I do attend the local REIA which is really helpful. I'm thinking of finding someone new there to teach because I know the basics plus some since I've been a landlord for 10 years but I just don't want to live in Ohio anymore. I just need honest boots on the ground that will ask me when questions come up. Hopefully it could be a good combination of mentoring and a little bit of compensation for someone instead of them paying tens of thousands for a bad seminar. (There are lots of good ones but we all know some that aren't!)
Post: Property Management Compensation

- Hamilton, OH
- Posts 3
- Votes 0
The Ohio market severely lacks good property managers which I think has a lot to do with the traditional terms of property management. 10% of an 800 rental is only 80 bucks a month. Do you guys think that's enough to incentivize someone to do a good job?
I have several homes I would like to do this to but here is the situation for the first subject property.

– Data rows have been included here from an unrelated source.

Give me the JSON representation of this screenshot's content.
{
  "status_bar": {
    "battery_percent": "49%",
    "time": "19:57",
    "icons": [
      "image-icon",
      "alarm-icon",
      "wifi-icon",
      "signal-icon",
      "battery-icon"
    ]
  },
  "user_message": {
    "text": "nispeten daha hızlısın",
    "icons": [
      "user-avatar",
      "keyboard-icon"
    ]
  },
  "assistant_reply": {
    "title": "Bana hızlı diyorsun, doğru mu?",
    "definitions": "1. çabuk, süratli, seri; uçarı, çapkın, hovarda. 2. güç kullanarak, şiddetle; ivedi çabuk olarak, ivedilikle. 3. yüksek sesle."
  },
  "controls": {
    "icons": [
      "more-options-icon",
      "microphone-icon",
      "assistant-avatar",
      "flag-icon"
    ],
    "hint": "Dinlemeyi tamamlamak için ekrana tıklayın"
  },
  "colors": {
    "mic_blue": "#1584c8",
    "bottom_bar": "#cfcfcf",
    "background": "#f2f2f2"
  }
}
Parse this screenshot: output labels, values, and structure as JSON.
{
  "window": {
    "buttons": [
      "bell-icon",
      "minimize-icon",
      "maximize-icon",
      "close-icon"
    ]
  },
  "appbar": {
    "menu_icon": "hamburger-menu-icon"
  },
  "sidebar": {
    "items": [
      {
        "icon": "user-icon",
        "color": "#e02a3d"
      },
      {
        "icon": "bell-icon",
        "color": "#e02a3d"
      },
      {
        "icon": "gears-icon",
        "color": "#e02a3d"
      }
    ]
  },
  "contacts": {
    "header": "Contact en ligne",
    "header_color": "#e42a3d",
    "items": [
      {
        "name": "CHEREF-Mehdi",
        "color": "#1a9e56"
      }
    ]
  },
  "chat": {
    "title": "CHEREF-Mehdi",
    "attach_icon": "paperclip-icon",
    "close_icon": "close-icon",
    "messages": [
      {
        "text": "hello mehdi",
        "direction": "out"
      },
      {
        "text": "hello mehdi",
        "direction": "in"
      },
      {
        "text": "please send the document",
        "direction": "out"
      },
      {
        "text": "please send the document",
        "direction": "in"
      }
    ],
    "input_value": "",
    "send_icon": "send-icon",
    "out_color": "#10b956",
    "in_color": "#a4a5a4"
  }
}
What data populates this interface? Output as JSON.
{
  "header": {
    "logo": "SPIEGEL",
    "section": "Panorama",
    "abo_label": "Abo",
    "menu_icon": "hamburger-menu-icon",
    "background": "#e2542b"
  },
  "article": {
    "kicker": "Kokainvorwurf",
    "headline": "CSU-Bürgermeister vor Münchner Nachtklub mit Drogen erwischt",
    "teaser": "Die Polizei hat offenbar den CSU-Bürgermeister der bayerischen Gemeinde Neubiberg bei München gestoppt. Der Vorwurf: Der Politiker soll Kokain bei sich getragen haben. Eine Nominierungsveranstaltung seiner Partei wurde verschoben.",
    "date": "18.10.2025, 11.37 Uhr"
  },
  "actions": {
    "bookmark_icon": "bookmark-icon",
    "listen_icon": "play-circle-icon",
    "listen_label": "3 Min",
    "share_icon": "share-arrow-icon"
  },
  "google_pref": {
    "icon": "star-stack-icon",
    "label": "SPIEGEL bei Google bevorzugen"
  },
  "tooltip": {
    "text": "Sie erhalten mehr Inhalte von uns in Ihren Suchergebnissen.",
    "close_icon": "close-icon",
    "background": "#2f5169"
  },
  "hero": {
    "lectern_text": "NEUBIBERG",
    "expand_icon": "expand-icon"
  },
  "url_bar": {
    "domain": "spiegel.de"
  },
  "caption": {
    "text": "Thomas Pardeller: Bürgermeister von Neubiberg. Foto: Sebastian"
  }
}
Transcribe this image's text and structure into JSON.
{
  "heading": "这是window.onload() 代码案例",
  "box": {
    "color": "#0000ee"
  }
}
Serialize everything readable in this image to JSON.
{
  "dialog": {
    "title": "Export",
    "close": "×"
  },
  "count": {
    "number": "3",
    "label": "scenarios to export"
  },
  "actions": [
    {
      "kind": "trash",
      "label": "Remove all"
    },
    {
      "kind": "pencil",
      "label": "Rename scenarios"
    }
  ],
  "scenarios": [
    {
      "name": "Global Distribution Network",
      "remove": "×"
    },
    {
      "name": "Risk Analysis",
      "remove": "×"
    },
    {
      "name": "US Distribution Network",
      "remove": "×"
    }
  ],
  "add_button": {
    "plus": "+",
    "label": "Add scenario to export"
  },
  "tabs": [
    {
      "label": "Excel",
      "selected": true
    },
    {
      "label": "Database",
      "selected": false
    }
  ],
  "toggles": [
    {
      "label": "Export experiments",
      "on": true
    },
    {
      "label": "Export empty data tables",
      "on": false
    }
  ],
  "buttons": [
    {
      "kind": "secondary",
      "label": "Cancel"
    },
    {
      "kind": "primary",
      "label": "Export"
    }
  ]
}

Value: 70 k no work needed and no loans
Rent: Vacant now rents for $850
Tax: 50 per month
Insurance: 55 per month
Maintenance/Repairs: 150 per month
Utilities: All paid by tenant
Net Cash flow: 595
I am moving to a new area and am interested in training a new investor to be my property manager in the area I'm moving from. However, I think 85 bucks per month isn't a reasonable fee to make sure they do a good job and also isn't performance driven.
What about an arrangement like this:
Property Manager will lease, oversee repairs, collect rent, file evictions in exchange for 25% of the net cash flow. I.E. they get paid the same way I do and only when the property makes money.
Has anyone ever experimented with other property management payment arrangements? Our area also has properties that rent for 500 bucks a month so 50 bucks to manage tenants in the most problem areas? Not worth it to me. I understand the rent up fee but still a lot of hassle for the money. Agree?
Post: Can a Property Be Judgement Proof?

- Hamilton, OH
- Posts 3
- Votes 0
Could something like this work to make a property judgement proof?
Property owned by Ownership LLC is worth 100 k. Has a 100 k interest only mortgage to another LLC I own called Capital Holding LLC. Slip and fall happens with a judgement lien of 10 k vs Ownership LLC.
Since Capital Holding LLC has a 100% LTV mortgage recorded ahead of the 10 k judgement lien how could the judgement ever be collected? Worst case just sell the property so the money comes back to Capital Holding LLC which I also own.
Seems pretty simple. Am I missing something?